In fact, a MST is a subset of the edges building a tree (thus without cycle) using the minimum edge weights. It has exactly N-1 edges for a N nodes graph.

It may exist several different MST for the same graph. For an unweighted graph, which is in other way a graph with weight 1 on every edges, the total weight of any spanning tree is N-1. Thus any spanning tree is a MST.

When you use BFS or DFS to explore a graph, you build an exploration tree, which is the shortest path tree for BFS. And if the graph is unweighted, you can say this tree is a MST, yes so 1. and 2. are true.

3. is true, MST and SPT are different. Just make BFS and DFS on a 3-clique (3 nodes connected to each other) to have an example.

4. is true but remember that "minimum" adds no information to any spanning tree of an unweighted graph. And also that a N nodes tree has exactly N-1 egdes.

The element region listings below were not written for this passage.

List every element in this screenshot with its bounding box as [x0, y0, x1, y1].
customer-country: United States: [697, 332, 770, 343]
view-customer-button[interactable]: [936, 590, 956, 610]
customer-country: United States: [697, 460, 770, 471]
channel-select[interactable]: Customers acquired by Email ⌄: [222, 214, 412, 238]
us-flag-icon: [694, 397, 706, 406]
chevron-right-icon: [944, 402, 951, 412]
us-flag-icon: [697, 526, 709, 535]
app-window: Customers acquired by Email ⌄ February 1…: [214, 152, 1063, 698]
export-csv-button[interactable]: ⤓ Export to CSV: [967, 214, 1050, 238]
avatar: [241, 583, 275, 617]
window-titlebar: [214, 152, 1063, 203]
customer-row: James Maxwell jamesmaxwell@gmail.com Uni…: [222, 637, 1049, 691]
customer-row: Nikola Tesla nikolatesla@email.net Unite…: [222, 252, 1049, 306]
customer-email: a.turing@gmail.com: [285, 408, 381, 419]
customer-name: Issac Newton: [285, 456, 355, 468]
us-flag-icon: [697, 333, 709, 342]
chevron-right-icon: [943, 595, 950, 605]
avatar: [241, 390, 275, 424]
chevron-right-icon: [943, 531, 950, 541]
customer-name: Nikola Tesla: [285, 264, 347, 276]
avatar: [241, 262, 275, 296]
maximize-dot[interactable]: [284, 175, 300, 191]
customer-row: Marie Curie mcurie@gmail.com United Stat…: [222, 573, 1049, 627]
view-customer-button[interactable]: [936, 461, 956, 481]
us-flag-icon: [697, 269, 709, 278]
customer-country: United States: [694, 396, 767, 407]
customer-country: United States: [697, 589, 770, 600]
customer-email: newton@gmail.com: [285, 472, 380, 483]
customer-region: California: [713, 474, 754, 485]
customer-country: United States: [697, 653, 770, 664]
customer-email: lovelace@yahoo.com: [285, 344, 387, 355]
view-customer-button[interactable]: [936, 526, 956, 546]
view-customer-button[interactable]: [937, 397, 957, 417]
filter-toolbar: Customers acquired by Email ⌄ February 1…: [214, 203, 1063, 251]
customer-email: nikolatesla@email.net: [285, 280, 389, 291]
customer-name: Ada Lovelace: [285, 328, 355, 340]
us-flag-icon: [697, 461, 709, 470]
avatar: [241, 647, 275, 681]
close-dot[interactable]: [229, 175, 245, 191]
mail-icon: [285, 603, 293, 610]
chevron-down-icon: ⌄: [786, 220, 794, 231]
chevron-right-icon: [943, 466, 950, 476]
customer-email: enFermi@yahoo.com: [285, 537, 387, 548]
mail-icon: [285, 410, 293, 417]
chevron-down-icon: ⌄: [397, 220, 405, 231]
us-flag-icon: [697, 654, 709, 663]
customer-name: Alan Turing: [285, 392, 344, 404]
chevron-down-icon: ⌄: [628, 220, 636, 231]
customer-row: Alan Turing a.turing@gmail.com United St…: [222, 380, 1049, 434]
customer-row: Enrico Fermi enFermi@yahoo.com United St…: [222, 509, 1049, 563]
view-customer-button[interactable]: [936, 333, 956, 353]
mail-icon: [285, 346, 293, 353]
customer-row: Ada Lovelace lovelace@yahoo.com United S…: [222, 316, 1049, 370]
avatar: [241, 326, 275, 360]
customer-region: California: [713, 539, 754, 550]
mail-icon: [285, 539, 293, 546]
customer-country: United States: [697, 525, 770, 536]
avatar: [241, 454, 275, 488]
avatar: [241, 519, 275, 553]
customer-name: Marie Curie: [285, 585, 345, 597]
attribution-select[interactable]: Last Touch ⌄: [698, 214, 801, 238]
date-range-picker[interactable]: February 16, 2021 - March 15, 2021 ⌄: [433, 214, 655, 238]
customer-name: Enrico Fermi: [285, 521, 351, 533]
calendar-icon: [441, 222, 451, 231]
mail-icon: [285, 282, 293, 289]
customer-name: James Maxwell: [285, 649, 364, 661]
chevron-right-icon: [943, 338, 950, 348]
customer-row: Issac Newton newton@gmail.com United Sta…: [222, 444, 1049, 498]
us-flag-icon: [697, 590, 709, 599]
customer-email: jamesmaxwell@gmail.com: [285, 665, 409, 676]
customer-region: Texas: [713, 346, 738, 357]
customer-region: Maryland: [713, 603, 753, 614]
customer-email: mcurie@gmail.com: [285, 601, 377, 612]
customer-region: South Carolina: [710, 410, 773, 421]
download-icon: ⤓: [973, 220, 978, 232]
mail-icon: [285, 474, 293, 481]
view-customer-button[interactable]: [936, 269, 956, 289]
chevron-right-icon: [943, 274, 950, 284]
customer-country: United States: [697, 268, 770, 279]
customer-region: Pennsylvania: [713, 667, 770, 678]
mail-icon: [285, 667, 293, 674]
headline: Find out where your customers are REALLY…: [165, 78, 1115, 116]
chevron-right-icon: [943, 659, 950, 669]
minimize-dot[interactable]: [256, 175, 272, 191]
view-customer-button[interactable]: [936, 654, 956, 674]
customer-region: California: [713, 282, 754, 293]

Just putting Vince's answer in more structured manner:

• (Q4) SPT and MST, both being trees, they have same number of edges for unweighted graph, i.e. $$n-1$$
• (Q1,2) Thus, as long as we have a tree connecting all vertices and thus having n-1 edges, we are ending up with MST, whatever the procedure is followed.
• (Q3) In unweighted graph, SPT will be a MST (as both have same total weight, and total weight is the only constraint put by MST), but reverse is not true (as SPT requires distance from source vertex to every other vertex to be minimum, which is not considered by MST), which can be seen from 3-clique:

• (Q1,2) As can be seen from above, BFS gives SPT which also happen to be MST. But DFS gives MST which may not be a SPT.